For me, the value is in that balance: coaching that is grounded in what we know about how people learn, change, and lead, and responsive to the leader or team in front of me.
After two decades in financial services and technology, what convinced you that leadership was the variable you wanted to focus on?
Looking back, the move into coaching was a natural evolution of the questions I had been drawn to for years.
After nearly two decades in financial services and technology, including product marketing roles at Citibank and Dell following my MBA, I made the decision to leave a career I had enjoyed and invested in deeply, without knowing exactly what would come next.
My experience in large organizations has deepened my understanding of what it really takes to move work forward: how complex systems operate and how strategy turns into execution.
What became increasingly clear to me was that leadership often made the difference between potential and performance.
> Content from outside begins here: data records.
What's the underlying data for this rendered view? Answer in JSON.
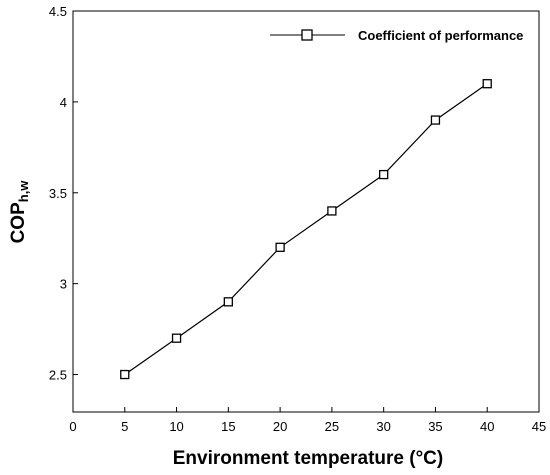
{
  "chart_data": {
    "type": "line",
    "title": "",
    "xlabel": "Environment temperature (°C)",
    "ylabel": "COP",
    "ylabel_subscript": "h,w",
    "xlim": [
      0,
      45
    ],
    "ylim": [
      2.5,
      4.5
    ],
    "x_ticks": [
      "0",
      "5",
      "10",
      "15",
      "20",
      "25",
      "30",
      "35",
      "40",
      "45"
    ],
    "y_ticks": [
      "2.5",
      "3",
      "3.5",
      "4",
      "4.5"
    ],
    "grid": false,
    "legend_position": "top-right",
    "series": [
      {
        "name": "Coefficient of performance",
        "marker": "square",
        "color": "#000000",
        "x": [
          5,
          10,
          15,
          20,
          25,
          30,
          35,
          40
        ],
        "y": [
          2.5,
          2.7,
          2.9,
          3.2,
          3.4,
          3.6,
          3.9,
          4.1
        ]
      }
    ]
  }
}
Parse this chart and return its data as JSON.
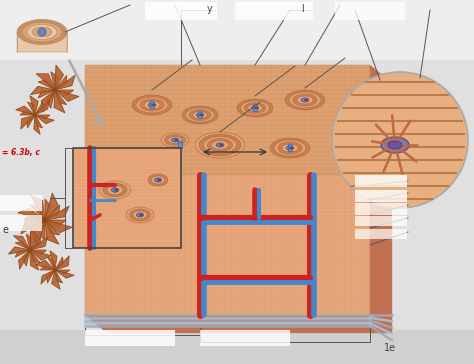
{
  "bg_color": "#f2f2f2",
  "bone_main": "#e8a87c",
  "bone_dark": "#c8855a",
  "bone_top": "#dda070",
  "bone_side": "#c07050",
  "lamellae_color": "#b87848",
  "blood_red": "#cc2222",
  "blood_blue": "#4488cc",
  "blood_blue_dark": "#2255aa",
  "periosteum_gray": "#aabbcc",
  "spongy_color": "#b86030",
  "spongy_dark": "#8B4513",
  "circle_bg": "#e8b080",
  "circle_stroke": "#aaaaaa",
  "osteocyte_color": "#9988aa",
  "process_color": "#c06840",
  "fiber_color": "#b07040",
  "red_text": "#cc0000",
  "dark_text": "#333333",
  "gray_text": "#666666",
  "white_label": "#ffffff",
  "white_box": "#f8f8f8",
  "annotation_line": "#555555",
  "page_bg": "#e0e0e0",
  "page_bottom": "#d0d0d0",
  "inset_box_color": "#444444",
  "arrow_color": "#888888",
  "ref_text": "= 6.3b, c",
  "page_num": "1e",
  "label_y": "y",
  "label_l": "l"
}
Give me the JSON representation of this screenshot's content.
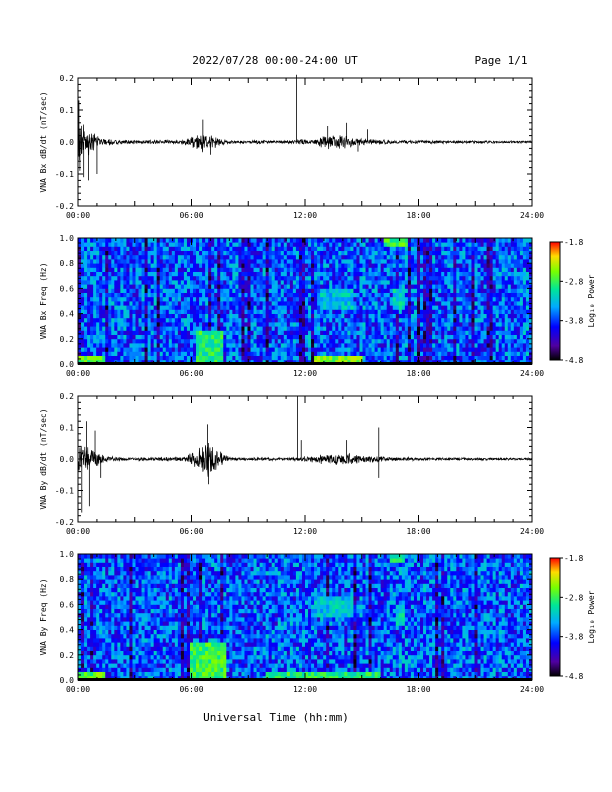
{
  "header": {
    "date_range": "2022/07/28  00:00-24:00 UT",
    "page": "Page 1/1"
  },
  "footer": {
    "xlabel": "Universal Time (hh:mm)"
  },
  "chart_data": [
    {
      "type": "line",
      "ylabel": "VNA Bx dB/dt (nT/sec)",
      "xlim": [
        0,
        24
      ],
      "ylim": [
        -0.2,
        0.2
      ],
      "yticks": [
        "0.2",
        "0.1",
        "0.0",
        "-0.1",
        "-0.2"
      ],
      "xticks": [
        "00:00",
        "06:00",
        "12:00",
        "18:00",
        "24:00"
      ],
      "grid": false,
      "envelope": [
        {
          "x": 0.0,
          "y": 0.08
        },
        {
          "x": 0.3,
          "y": 0.07
        },
        {
          "x": 0.7,
          "y": 0.04
        },
        {
          "x": 1.2,
          "y": 0.012
        },
        {
          "x": 3.0,
          "y": 0.006
        },
        {
          "x": 5.5,
          "y": 0.008
        },
        {
          "x": 6.6,
          "y": 0.035
        },
        {
          "x": 7.3,
          "y": 0.02
        },
        {
          "x": 8.0,
          "y": 0.006
        },
        {
          "x": 11.4,
          "y": 0.006
        },
        {
          "x": 11.7,
          "y": 0.012
        },
        {
          "x": 12.5,
          "y": 0.008
        },
        {
          "x": 13.0,
          "y": 0.022
        },
        {
          "x": 14.0,
          "y": 0.026
        },
        {
          "x": 15.0,
          "y": 0.012
        },
        {
          "x": 17.0,
          "y": 0.006
        },
        {
          "x": 24.0,
          "y": 0.004
        }
      ],
      "spikes": [
        {
          "x": 0.05,
          "y": 0.13
        },
        {
          "x": 0.1,
          "y": -0.09
        },
        {
          "x": 0.3,
          "y": -0.11
        },
        {
          "x": 0.55,
          "y": -0.12
        },
        {
          "x": 1.0,
          "y": -0.1
        },
        {
          "x": 6.6,
          "y": 0.07
        },
        {
          "x": 7.0,
          "y": -0.04
        },
        {
          "x": 11.55,
          "y": 0.21
        },
        {
          "x": 13.2,
          "y": 0.05
        },
        {
          "x": 14.2,
          "y": 0.06
        },
        {
          "x": 14.8,
          "y": -0.03
        },
        {
          "x": 15.3,
          "y": 0.04
        }
      ]
    },
    {
      "type": "heatmap",
      "ylabel": "VNA Bx Freq (Hz)",
      "xlim": [
        0,
        24
      ],
      "ylim": [
        0.0,
        1.0
      ],
      "yticks": [
        "1.0",
        "0.8",
        "0.6",
        "0.4",
        "0.2",
        "0.0"
      ],
      "xticks": [
        "00:00",
        "06:00",
        "12:00",
        "18:00",
        "24:00"
      ],
      "colorbar": {
        "label": "Log₁₀ Power",
        "ticks": [
          "-1.8",
          "-2.8",
          "-3.8",
          "-4.8"
        ],
        "range": [
          -4.8,
          -1.8
        ]
      },
      "features": [
        {
          "x": [
            0.0,
            1.5
          ],
          "y": [
            0.0,
            0.05
          ],
          "level": -2.4
        },
        {
          "x": [
            6.2,
            7.6
          ],
          "y": [
            0.0,
            0.25
          ],
          "level": -2.6
        },
        {
          "x": [
            12.5,
            15.0
          ],
          "y": [
            0.0,
            0.05
          ],
          "level": -2.3
        },
        {
          "x": [
            12.8,
            14.5
          ],
          "y": [
            0.45,
            0.6
          ],
          "level": -3.0
        },
        {
          "x": [
            16.2,
            17.4
          ],
          "y": [
            0.92,
            1.0
          ],
          "level": -2.5
        },
        {
          "x": [
            16.6,
            17.2
          ],
          "y": [
            0.45,
            0.6
          ],
          "level": -2.9
        }
      ]
    },
    {
      "type": "line",
      "ylabel": "VNA By dB/dt (nT/sec)",
      "xlim": [
        0,
        24
      ],
      "ylim": [
        -0.2,
        0.2
      ],
      "yticks": [
        "0.2",
        "0.1",
        "0.0",
        "-0.1",
        "-0.2"
      ],
      "xticks": [
        "00:00",
        "06:00",
        "12:00",
        "18:00",
        "24:00"
      ],
      "grid": false,
      "envelope": [
        {
          "x": 0.0,
          "y": 0.06
        },
        {
          "x": 0.3,
          "y": 0.05
        },
        {
          "x": 0.8,
          "y": 0.04
        },
        {
          "x": 1.5,
          "y": 0.01
        },
        {
          "x": 3.0,
          "y": 0.005
        },
        {
          "x": 5.5,
          "y": 0.008
        },
        {
          "x": 6.3,
          "y": 0.03
        },
        {
          "x": 6.8,
          "y": 0.07
        },
        {
          "x": 7.3,
          "y": 0.04
        },
        {
          "x": 8.0,
          "y": 0.006
        },
        {
          "x": 11.3,
          "y": 0.005
        },
        {
          "x": 12.0,
          "y": 0.01
        },
        {
          "x": 13.0,
          "y": 0.018
        },
        {
          "x": 14.2,
          "y": 0.02
        },
        {
          "x": 15.2,
          "y": 0.012
        },
        {
          "x": 17.0,
          "y": 0.006
        },
        {
          "x": 24.0,
          "y": 0.004
        }
      ],
      "spikes": [
        {
          "x": 0.2,
          "y": -0.17
        },
        {
          "x": 0.45,
          "y": 0.12
        },
        {
          "x": 0.6,
          "y": -0.15
        },
        {
          "x": 0.9,
          "y": 0.09
        },
        {
          "x": 1.2,
          "y": -0.06
        },
        {
          "x": 6.85,
          "y": 0.11
        },
        {
          "x": 6.9,
          "y": -0.08
        },
        {
          "x": 11.6,
          "y": 0.2
        },
        {
          "x": 11.8,
          "y": 0.06
        },
        {
          "x": 14.2,
          "y": 0.06
        },
        {
          "x": 15.9,
          "y": 0.1
        },
        {
          "x": 15.9,
          "y": -0.06
        }
      ]
    },
    {
      "type": "heatmap",
      "ylabel": "VNA By Freq (Hz)",
      "xlim": [
        0,
        24
      ],
      "ylim": [
        0.0,
        1.0
      ],
      "yticks": [
        "1.0",
        "0.8",
        "0.6",
        "0.4",
        "0.2",
        "0.0"
      ],
      "xticks": [
        "00:00",
        "06:00",
        "12:00",
        "18:00",
        "24:00"
      ],
      "colorbar": {
        "label": "Log₁₀ Power",
        "ticks": [
          "-1.8",
          "-2.8",
          "-3.8",
          "-4.8"
        ],
        "range": [
          -4.8,
          -1.8
        ]
      },
      "features": [
        {
          "x": [
            0.0,
            1.5
          ],
          "y": [
            0.0,
            0.08
          ],
          "level": -2.4
        },
        {
          "x": [
            6.0,
            7.8
          ],
          "y": [
            0.0,
            0.3
          ],
          "level": -2.5
        },
        {
          "x": [
            10.0,
            16.0
          ],
          "y": [
            0.0,
            0.05
          ],
          "level": -2.6
        },
        {
          "x": [
            12.5,
            14.5
          ],
          "y": [
            0.5,
            0.65
          ],
          "level": -3.0
        },
        {
          "x": [
            16.5,
            17.2
          ],
          "y": [
            0.92,
            1.0
          ],
          "level": -2.6
        },
        {
          "x": [
            16.8,
            17.2
          ],
          "y": [
            0.45,
            0.6
          ],
          "level": -2.9
        }
      ]
    }
  ]
}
Whether I was launching products, building marketing strategies, or leading cross-functional initiatives, I saw that the quality of leadership influenced whether good ideas translated into meaningful results.
I found myself increasingly drawn to the human side of leadership, and coaching became the clearest expression of that passion.
Coaching offered a structured way to work with what I had been observing for years: how leaders shape performance through the way they think, relate, and lead.
What continues to excite me about this work is witnessing moments of growth that create new possibilities. Sometimes it's a leader finding the confidence to lead in a way that feels more authentic. Sometimes it's a team having a conversation they've been avoiding for months. Those moments can change not only how people work together, but how much joy and meaning they experience in the work itself.